Earlier this year, Automattic added visual icons to the WordPress.com customizer after user testing showed users tried clicking on the parts of the page they wanted to edit, rather than searching through the menus in the customizer. In an effort to see if the same could be done for the self-hosted version of WordPress, Payton Swick open sourced Automattic’s work into a plugin and placed it on GitHub.
The plugin added persistent icons to show users which parts of a site can be customized when the customizer preview pane is open. After months of collaboration between Automatticians and the Customize component maintainers, the icons were merged into WordPress 4.7 and are officially called visible edit shortcuts. The icons visually inform users which elements can be edited in a theme.
The icons appear when the customizer is open and directs users to settings that control an element. For example, clicking the icon next to the site tagline in the image below opens the Site Identity section of the customizer and makes the Tagline field active. Visible shortcuts are an extension of the Shift-click to edit keyboard shortcut that was added in WordPress 3.9.
The icon approach was largely inspired by WordPress.com which has a similar feature in its customizer. Nick Halsey, Customize component maintainer, describes in detail the history of the feature and what theme authors need to do to support it.
Unlike many of the theme specific updates in the past where developers can add support by using add_theme_support, supporting visible edit shortcuts is more complicated. Theme authors will need to add support for selective refresh, selective refresh for widgets, and selective refresh for menus.
“Edit shortcuts will be enabled by default for all themes, but are contingent on themes supporting selective refresh,” Halsey said.
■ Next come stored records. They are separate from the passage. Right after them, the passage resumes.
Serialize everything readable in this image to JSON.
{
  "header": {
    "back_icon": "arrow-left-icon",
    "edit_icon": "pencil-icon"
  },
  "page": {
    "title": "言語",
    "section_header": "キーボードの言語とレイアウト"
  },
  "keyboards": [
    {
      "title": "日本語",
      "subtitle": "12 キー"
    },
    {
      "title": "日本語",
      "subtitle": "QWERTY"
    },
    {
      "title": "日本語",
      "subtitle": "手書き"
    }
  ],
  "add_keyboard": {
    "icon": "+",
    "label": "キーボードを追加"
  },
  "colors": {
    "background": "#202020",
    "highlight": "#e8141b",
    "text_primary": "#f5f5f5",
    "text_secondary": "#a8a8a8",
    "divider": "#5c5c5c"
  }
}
Additionally, a small amount of CSS may be required to properly position the icons.
Adding visual elements that connect parts of a theme to the customizer should take some of the guesswork out of editing themes. Instead of spending time browsing through various customizer panels to edit a part of a site, users can click a button and the right customizer panel will open automatically with the settings you need. This can be especially useful for themes that have a lot of customizer sections.
I tested visible edit shortcuts using the Twenty Seventeen theme in WordPress 4.7 beta 4 and didn’t encounter any issues. The team is strongly encouraging users to test with as many themes as possible. If you use a theme where the shortcut icons are not displayed, please contact the theme author, request that they add support, and refer them to the make core blog post which explains how to do so.